“Continued membership would maintain labour force” – Russell.
Staying within the Single Market is vital for securing Scotland’s future workforce, Minister for UK Negotiations on Scotland’s Place in Europe Michael Russell said today.
Mr Russell visited Stoddart’s beef processing company in Broxburn, West Lothian and heard from the Managing Director about concerns over the future ability to access EU Nationals to work for the company. They also discussed concerns around continued tariff free access to the EU market for beef products, especially the Scotch Beef PGI brand.
Mr Russell said:
“A hard Brexit and the end of freedom of movement will create the very real risk that the number of people working in Scotland will fall.

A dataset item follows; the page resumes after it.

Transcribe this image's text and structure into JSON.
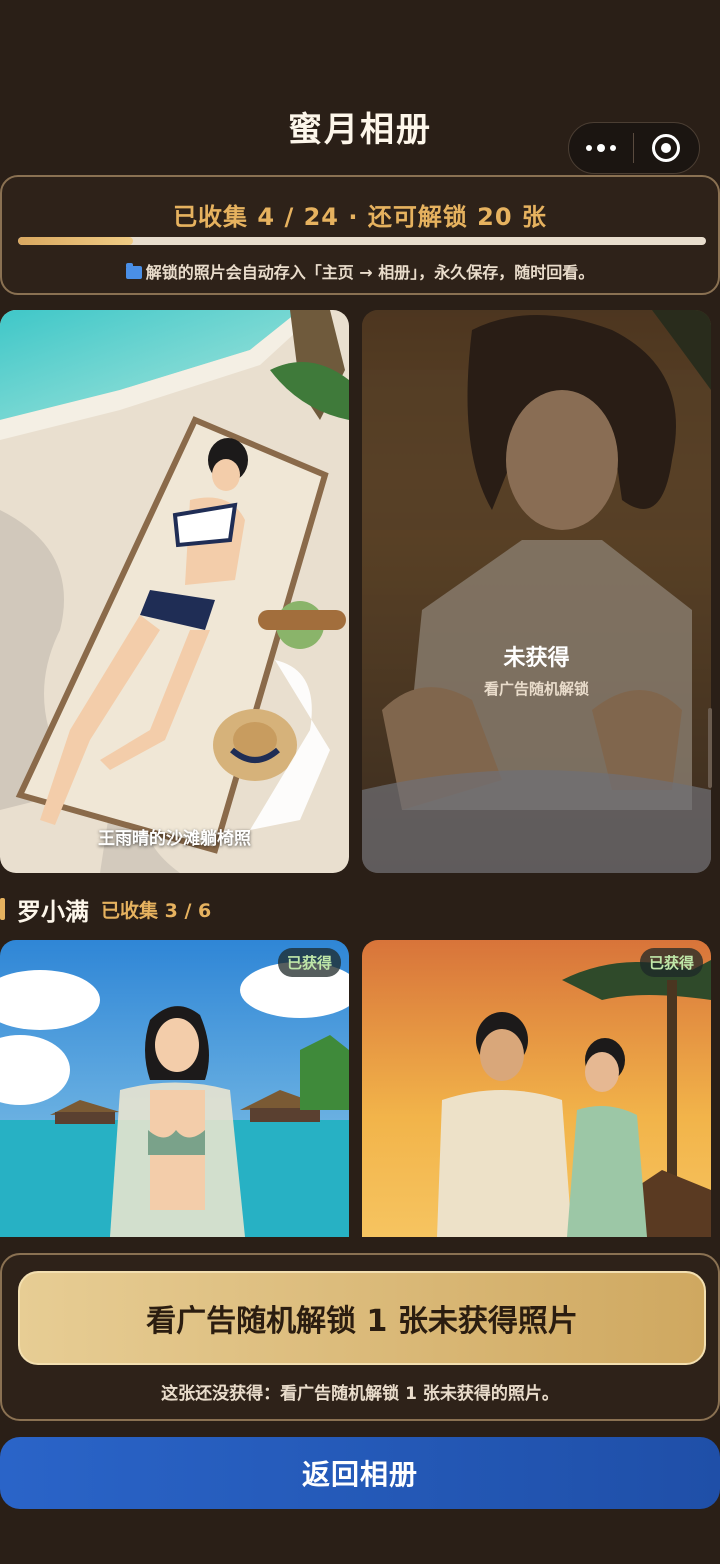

“That will mean fewer tax-payers to support vital public services and many sectors of the economy will struggle to attract the workers they need.
“It is essential we remain a member of the Single Market and Customs Union. Many companies benefit from our fellow EU nationals’ work as well as having access to the world’s most lucrative market.
“The Scottish Government continue to push for continued membership, not just as part of a transition deal but as the final destination, so securing the future of our workforce and protecting access to valuable markets.”
Managing Director of Stoddart’s Grant Moir said:
“Scotland has to compete with the rest of Europe in its bid to attract people into the workplace. Following the initial Brexit announcement this has become an increasingly challenging task for many Scottish Food and Drink businesses.
“At Stoddart’s we depend on a large number of EU Nationals to make up our workforce without whom we would be unable to run our business at its current level. One third of our processing staff are non-UK EU nationals highly skilled in meat processing.
“Any restriction of freedom movement as a result of the Brexit negotiations will in my opinion be hugely detrimental to both our business and the wider Scottish Economy.
“Recruitment and retention of our EU National workers will remain our single biggest business challenge for the immediate future”
Chief Executive of Quality Meat Scotland, Alan Clarke, said:
“Having access to a pool of skilled labour is essential to ensure that the Scottish red meat sector can have sustainable growth. Non UK nationals are of fundamental importance throughout the red meat supply chain, especially in the processing sector, for example, in respect of statutory food safety inspection and monitoring carried out in Scottish processors, Food Standards Scotland report that around 98% of their official veterinarians are from outside the UK.”